Herik Hanna & Thomas Labourot, Détectives t. 4 : “Martin Bec — La Cour silencieuse”

Un joli coup de Bec !

À Paris, en octobre 1932, le com­mis­saire Mar­tin Bec arrive sur les lieux où une femme gît sur le sol après une chute à tra­vers une fenêtre. Acci­dent ou crime ? Les voi­sins, inter­ro­gés, embar­qués à la PJ, n’ont vu ni entendu quoi que ce soit. La vic­time est l’épouse de Jean-Baptiste Clerc, un col­lègue des Mœurs. Le mari, après le choc, accuse un clo­chard qui a élu domi­cile dans la cour de l’immeuble. Mais celui-ci a dis­paru. C’est par le biais d’un recé­leur assagi que la police retrouve le clo­chard en pos­ses­sion des bijoux de la vic­time. C’est un indi­vidu connu du com­mis­saire sous le sobri­quet de Pierrot-la-guibolle. Arrêté, celui-ci avoue. Il vou­lait les bijoux, il a bous­culé la femme qui est alors tom­bée. Cepen­dant, aux yeux de Bec, mal­gré les aveux com­plets, signés, des détails ne collent pas. Contre l’avis de sa hié­rar­chie, le com­mis­saire conti­nue d’enquêter…
Mar­tin Bec, ce poli­cier emprunte beau­coup à Jules Mai­gret, avec son goût pour la bonne chère, les petits bis­trots, la pipe et ses rituels, l’opiniâtreté, la volonté de tra­quer la vérité même contre l’avis de tous. Le scé­na­riste ima­gine une intrigue à huis clos dans une cour d’immeuble où cha­cun, s’il se défend de savoir quelque chose, a peur. Il com­pose, à cet effet une gale­rie de per­son­nages typiques, aux occu­pa­tions clas­siques telles que celles qu’on pou­vait retrou­ver dans un immeuble pari­sien des années 1930. Autour d’une concierge gra­vitent les tenants de métiers arti­sa­naux, ces gens du peuple aujourd’hui exi­lés dans de loin­taines ban­lieues compte tenu du coût des loyers.

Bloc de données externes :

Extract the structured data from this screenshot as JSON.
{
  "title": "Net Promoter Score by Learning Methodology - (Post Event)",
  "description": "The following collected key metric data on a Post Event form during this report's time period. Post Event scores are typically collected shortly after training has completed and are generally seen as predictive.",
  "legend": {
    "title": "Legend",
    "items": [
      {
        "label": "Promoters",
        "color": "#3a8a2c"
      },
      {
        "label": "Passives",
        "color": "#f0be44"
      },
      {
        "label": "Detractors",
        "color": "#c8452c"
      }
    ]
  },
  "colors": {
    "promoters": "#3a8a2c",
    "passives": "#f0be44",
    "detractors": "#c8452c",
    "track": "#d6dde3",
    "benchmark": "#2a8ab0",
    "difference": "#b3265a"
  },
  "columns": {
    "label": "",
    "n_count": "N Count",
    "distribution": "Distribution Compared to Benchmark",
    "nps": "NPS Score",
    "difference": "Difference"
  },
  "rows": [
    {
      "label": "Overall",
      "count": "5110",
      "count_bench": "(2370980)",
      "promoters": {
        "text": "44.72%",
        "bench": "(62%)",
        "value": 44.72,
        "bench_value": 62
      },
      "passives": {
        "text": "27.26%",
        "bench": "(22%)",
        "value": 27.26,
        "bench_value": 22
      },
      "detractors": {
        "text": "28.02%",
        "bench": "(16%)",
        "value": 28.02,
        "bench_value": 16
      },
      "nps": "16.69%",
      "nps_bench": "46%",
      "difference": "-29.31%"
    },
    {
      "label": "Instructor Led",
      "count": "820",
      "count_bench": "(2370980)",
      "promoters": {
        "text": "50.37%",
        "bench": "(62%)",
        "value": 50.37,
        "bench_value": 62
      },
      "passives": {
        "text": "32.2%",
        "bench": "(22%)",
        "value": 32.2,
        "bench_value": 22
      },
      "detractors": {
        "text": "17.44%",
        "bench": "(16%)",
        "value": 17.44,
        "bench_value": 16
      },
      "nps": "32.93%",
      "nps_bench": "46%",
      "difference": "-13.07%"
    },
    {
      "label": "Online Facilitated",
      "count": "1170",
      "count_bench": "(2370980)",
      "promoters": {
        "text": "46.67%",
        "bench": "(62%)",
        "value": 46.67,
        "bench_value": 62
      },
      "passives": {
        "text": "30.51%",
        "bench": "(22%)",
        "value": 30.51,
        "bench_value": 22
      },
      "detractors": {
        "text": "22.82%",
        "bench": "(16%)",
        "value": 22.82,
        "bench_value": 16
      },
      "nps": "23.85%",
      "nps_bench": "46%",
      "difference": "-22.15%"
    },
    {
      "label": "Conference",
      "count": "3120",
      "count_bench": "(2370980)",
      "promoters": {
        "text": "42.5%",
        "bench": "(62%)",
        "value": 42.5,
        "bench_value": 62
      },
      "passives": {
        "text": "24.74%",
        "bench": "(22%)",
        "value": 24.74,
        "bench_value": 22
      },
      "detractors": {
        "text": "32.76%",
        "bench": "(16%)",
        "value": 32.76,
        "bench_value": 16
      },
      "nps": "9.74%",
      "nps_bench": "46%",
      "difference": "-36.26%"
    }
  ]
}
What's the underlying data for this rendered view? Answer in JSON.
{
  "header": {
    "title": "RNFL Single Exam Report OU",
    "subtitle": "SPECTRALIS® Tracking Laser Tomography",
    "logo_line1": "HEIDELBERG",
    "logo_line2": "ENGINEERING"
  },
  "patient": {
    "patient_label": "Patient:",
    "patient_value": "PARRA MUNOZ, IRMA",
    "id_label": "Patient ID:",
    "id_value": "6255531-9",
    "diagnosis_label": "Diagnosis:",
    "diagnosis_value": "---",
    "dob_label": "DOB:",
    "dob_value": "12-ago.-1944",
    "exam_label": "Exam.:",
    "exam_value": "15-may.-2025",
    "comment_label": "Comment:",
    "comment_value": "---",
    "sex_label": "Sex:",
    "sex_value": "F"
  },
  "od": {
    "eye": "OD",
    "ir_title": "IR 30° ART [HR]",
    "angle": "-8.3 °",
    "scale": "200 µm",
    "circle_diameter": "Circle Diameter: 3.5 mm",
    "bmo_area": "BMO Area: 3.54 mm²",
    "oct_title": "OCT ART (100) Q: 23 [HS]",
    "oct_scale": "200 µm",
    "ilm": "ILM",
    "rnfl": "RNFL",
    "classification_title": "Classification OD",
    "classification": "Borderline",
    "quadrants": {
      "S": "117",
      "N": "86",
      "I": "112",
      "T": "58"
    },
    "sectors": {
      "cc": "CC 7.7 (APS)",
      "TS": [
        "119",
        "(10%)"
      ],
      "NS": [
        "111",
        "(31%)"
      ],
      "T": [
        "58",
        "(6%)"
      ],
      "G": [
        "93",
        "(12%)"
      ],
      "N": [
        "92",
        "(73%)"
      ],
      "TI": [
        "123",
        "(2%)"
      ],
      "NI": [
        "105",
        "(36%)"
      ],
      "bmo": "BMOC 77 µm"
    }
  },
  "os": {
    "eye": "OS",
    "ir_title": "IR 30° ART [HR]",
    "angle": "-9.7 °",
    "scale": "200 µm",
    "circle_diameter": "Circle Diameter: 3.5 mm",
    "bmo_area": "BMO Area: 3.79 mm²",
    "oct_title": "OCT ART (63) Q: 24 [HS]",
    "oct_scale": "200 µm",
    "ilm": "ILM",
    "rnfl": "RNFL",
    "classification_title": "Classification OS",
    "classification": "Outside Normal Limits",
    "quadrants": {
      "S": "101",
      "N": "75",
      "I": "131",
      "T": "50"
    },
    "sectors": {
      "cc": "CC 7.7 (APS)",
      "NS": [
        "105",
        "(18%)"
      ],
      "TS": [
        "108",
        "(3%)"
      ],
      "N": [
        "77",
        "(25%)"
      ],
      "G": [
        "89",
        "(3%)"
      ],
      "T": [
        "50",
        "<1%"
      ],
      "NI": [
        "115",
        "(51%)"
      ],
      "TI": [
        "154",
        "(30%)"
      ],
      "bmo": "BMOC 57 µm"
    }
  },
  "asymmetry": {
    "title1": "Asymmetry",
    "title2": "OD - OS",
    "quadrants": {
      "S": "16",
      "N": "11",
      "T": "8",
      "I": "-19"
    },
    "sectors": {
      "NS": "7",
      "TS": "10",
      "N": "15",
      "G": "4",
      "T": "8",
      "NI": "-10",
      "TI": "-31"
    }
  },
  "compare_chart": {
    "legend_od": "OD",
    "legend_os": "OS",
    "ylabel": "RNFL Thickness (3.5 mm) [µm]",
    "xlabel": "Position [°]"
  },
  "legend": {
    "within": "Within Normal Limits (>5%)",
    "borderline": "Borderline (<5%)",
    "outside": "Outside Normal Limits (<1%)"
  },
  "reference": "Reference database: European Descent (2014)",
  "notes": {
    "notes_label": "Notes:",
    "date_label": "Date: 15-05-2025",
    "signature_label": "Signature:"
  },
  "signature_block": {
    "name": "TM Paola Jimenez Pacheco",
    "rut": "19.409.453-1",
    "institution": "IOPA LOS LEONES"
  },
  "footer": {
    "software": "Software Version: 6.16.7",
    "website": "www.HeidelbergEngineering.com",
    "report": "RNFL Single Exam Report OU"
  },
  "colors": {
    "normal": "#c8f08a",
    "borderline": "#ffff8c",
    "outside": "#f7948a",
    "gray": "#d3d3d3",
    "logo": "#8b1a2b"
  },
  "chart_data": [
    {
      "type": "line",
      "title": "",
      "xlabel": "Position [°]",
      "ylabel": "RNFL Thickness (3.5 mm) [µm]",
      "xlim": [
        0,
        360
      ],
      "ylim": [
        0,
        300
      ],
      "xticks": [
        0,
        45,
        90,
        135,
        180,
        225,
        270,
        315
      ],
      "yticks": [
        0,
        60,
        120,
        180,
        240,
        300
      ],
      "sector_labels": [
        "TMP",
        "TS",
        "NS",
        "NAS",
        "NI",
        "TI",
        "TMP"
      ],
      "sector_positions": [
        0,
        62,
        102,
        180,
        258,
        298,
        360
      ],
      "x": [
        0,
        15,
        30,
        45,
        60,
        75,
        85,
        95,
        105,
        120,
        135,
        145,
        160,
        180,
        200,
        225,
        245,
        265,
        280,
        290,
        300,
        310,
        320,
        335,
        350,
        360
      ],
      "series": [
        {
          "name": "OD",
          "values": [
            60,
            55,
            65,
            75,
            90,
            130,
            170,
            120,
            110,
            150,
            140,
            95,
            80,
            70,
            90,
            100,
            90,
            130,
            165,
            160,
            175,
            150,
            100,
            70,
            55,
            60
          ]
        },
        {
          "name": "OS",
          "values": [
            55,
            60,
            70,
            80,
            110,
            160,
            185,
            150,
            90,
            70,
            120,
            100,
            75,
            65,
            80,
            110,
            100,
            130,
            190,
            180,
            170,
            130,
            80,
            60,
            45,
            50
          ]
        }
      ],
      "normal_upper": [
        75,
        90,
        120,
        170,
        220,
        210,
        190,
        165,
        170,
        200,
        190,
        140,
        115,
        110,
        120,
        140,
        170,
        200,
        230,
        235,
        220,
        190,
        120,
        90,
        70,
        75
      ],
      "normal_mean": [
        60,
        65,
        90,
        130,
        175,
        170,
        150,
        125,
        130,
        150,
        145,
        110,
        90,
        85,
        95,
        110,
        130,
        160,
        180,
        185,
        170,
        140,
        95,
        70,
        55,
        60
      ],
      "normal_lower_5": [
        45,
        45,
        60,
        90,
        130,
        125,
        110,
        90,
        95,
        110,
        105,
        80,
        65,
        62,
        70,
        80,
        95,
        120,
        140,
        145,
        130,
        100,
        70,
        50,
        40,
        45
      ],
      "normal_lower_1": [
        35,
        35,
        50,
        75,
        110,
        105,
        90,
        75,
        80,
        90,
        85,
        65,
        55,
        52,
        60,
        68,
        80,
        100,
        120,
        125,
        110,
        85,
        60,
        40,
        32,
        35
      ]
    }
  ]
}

La trame de cette affaire menée avec rythme n’est pas sans rap­pe­ler une intrigue célé­bris­sime d’Agatha Chris­tie. Le des­sin a été confié à Tho­mas Labou­rot, qui donne un ton très per­son­nel à une mise en images de fac­ture assez clas­sique. Avec des cadrages astu­cieux, des vignettes pleine page d’une grande qua­lité ou en zoo­mant sur des points pré­cis, un souci du détail pour des décors et des vête­ments d’époque, son gra­phisme pro­cure un grand plai­sir à le vision­ner.
Un album qui se lit avec inté­rêt tant pour une intrigue astu­cieu­se­ment mon­tée que pour une mise en images attractive.

serge per­raud

Herik Hanna (scé­na­rio), Tho­mas Labou­rot (des­sin) & Lou (cou­leur), Détec­tives, t. 4 : “Mar­tin Bec — La Cour silen­cieuse”, Del­court, coll. “Conquis­ta­dor”, sep­tembre 2015, 56 p. – 14,95 €.